Perform a thread dump with jstack
To perform a thread dump with jstack, simply run:
sudo jstack -F <pid> > <file-path>
pid
is the process ID of the Deephaven process.file-path
is the file path where the thread dump will be written.
For example, to perform a thread dump of worker_1
, use ps
, grep
, and awk
to capture the process ID:
sudo jstack -F $(ps -ef | grep worker_1 | awk '{print $2}' | head -n 1) > /tmp/threadDumpWorker1.txt
Perform a thread dump with kill -3 (SIGQUIT)
In cases where you want the thread dump to go to the process logs, kill -3
can be used and the thread dump will be sent to the standard output stream of the process.
To perform a thread dump with kill -3
, simply run:
sudo kill -3 <pid>
pid
is the process ID of the Deephaven process.
For example, to perform a thread dump of worker_1
, use ps
, grep
, and awk
to capture the process ID:
sudo kill -3 $(ps -ef | grep worker_1 | awk '{print $2}' | head -n 1)
By default, worker logs are sent to the Deephaven database along with stderr
and stdout
, where stderr
is redirected to the stdout
for the process.
To view stdout
logs for worker_d0498a61
, the following query can be used:
t=db.liveTable("DbInternal", "ProcessEventLog").where("Date=today()", "Process=`worker_d0498a61`", "Level=`STDOUT`").sort("Timestamp")
t = (
db.live_table("DbInternal", "ProcessEventLog")

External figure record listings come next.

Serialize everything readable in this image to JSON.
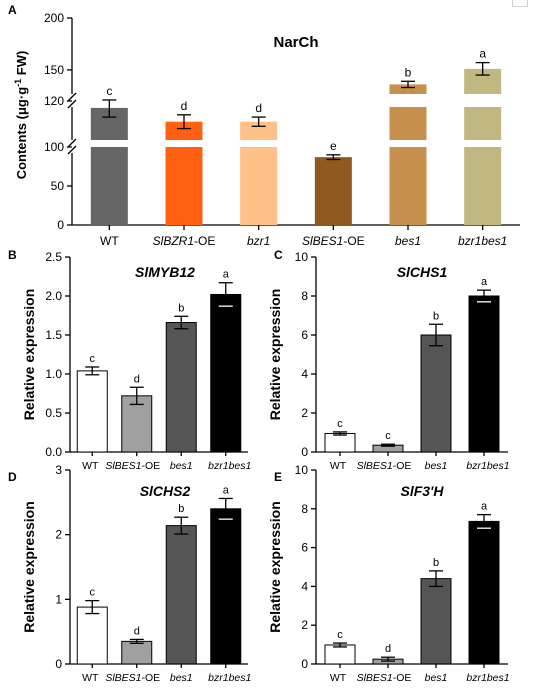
{
  "chart_data": [
    {
      "panel": "A",
      "type": "bar",
      "title": "NarCh",
      "ylabel_parts": [
        "Contents (μg·g",
        "-1",
        " FW)"
      ],
      "categories": [
        "WT",
        "SlBZR1-OE",
        "bzr1",
        "SlBES1-OE",
        "bes1",
        "bzr1bes1"
      ],
      "category_parts": [
        [
          [
            "WT",
            "n"
          ]
        ],
        [
          [
            "SlBZR1",
            "i"
          ],
          [
            "-OE",
            "n"
          ]
        ],
        [
          [
            "bzr1",
            "i"
          ]
        ],
        [
          [
            "SlBES1",
            "i"
          ],
          [
            "-OE",
            "n"
          ]
        ],
        [
          [
            "bes1",
            "i"
          ]
        ],
        [
          [
            "bzr1bes1",
            "i"
          ]
        ]
      ],
      "values": [
        117,
        111,
        111,
        87,
        136,
        151
      ],
      "errors": [
        4,
        3,
        2,
        3,
        3,
        6
      ],
      "letters": [
        "c",
        "d",
        "d",
        "e",
        "b",
        "a"
      ],
      "colors": [
        "#666666",
        "#ff6011",
        "#ffc188",
        "#8e5a1e",
        "#c8904e",
        "#c0b880"
      ],
      "yticks": [
        "200",
        "150",
        "120",
        "100",
        "50",
        "0"
      ],
      "ylim": [
        0,
        200
      ],
      "broken_axis": true
    },
    {
      "panel": "B",
      "type": "bar",
      "title_parts": [
        [
          "SlMYB12",
          "b"
        ]
      ],
      "ylabel": "Relative expression",
      "categories": [
        "WT",
        "SlBES1-OE",
        "bes1",
        "bzr1bes1"
      ],
      "values": [
        1.04,
        0.72,
        1.66,
        2.02
      ],
      "errors": [
        0.05,
        0.11,
        0.08,
        0.15
      ],
      "letters": [
        "c",
        "d",
        "b",
        "a"
      ],
      "yticks": [
        "0.0",
        "0.5",
        "1.0",
        "1.5",
        "2.0",
        "2.5"
      ],
      "ylim": [
        0,
        2.5
      ]
    },
    {
      "panel": "C",
      "type": "bar",
      "title_parts": [
        [
          "SlCHS1",
          "b"
        ]
      ],
      "ylabel": "Relative expression",
      "categories": [
        "WT",
        "SlBES1-OE",
        "bes1",
        "bzr1bes1"
      ],
      "values": [
        0.95,
        0.35,
        6.0,
        8.0
      ],
      "errors": [
        0.08,
        0.05,
        0.55,
        0.3
      ],
      "letters": [
        "c",
        "c",
        "b",
        "a"
      ],
      "yticks": [
        "0",
        "2",
        "4",
        "6",
        "8",
        "10"
      ],
      "ylim": [
        0,
        10
      ]
    },
    {
      "panel": "D",
      "type": "bar",
      "title_parts": [
        [
          "SlCHS2",
          "b"
        ]
      ],
      "ylabel": "Relative expression",
      "categories": [
        "WT",
        "SlBES1-OE",
        "bes1",
        "bzr1bes1"
      ],
      "values": [
        0.88,
        0.35,
        2.14,
        2.4
      ],
      "errors": [
        0.1,
        0.03,
        0.13,
        0.16
      ],
      "letters": [
        "c",
        "d",
        "b",
        "a"
      ],
      "yticks": [
        "0",
        "1",
        "2",
        "3"
      ],
      "ylim": [
        0,
        3
      ]
    },
    {
      "panel": "E",
      "type": "bar",
      "title_parts": [
        [
          "SlF3'H",
          "b"
        ]
      ],
      "ylabel": "Relative expression",
      "categories": [
        "WT",
        "SlBES1-OE",
        "bes1",
        "bzr1bes1"
      ],
      "values": [
        0.98,
        0.25,
        4.4,
        7.35
      ],
      "errors": [
        0.1,
        0.1,
        0.4,
        0.35
      ],
      "letters": [
        "c",
        "d",
        "b",
        "a"
      ],
      "yticks": [
        "0",
        "2",
        "4",
        "6",
        "8",
        "10"
      ],
      "ylim": [
        0,
        10
      ]
    }
  ],
  "small_fills": [
    "#ffffff",
    "#a0a0a0",
    "#555555",
    "#000000"
  ],
  "small_category_parts": [
    [
      [
        "WT",
        "n"
      ]
    ],
    [
      [
        "SlBES1",
        "i"
      ],
      [
        "-OE",
        "n"
      ]
    ],
    [
      [
        "bes1",
        "i"
      ]
    ],
    [
      [
        "bzr1bes1",
        "i"
      ]
    ]
  ]
}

.where(["Date=today()", "Process=`worker_d0498a61`", "Level=`STDOUT`"])
.sort("Timestamp")
)
Analyzing garbage collection
Analyzing garbage collection (GC) logs is a powerful technique for diagnosing performance issues, latency spikes, and memory pressure in a Java application. By enabling GC logging, you can get detailed insights into heap usage, pause times, and the frequency of collection events.
To enable GC logging, you need to add specific flags to the Java launch command. A recommended configuration for modern Java versions (JDK 9+) is:
-Xlog:gc*:file=<gc-log-path>::filecount=<count>,filesize=<size>
gc-log-path
: The path to the log file (e.g.,/var/log/deephaven/gc.log
).count
: The number of log files to rotate.size
: The size of each log file before it's rotated (e.g.,10M
for 10 megabytes).
For example:
-Xlog:gc*:file=/var/log/deephaven/worker-gc.log::filecount=10,filesize=10M
Refer to the Modifying Java launch parameters section for instructions on how to add these flags to the appropriate Deephaven process.
Once you have captured the GC logs, you can use tools like GCEasy, GCViewer, or Java's built-in Flight Recorder (JFR) to analyze them and visualize the data.
Modify Java launch parameters
Many of the troubleshooting techniques described in this guide, such as enabling detailed logging, require adding arguments to the Java command line that launches a process. The method for setting these parameters varies depending on whether you are targeting a service, a worker, or an interactive script.
For detailed instructions on how to modify launch parameters for each process type, see the Java process launch configuration guide.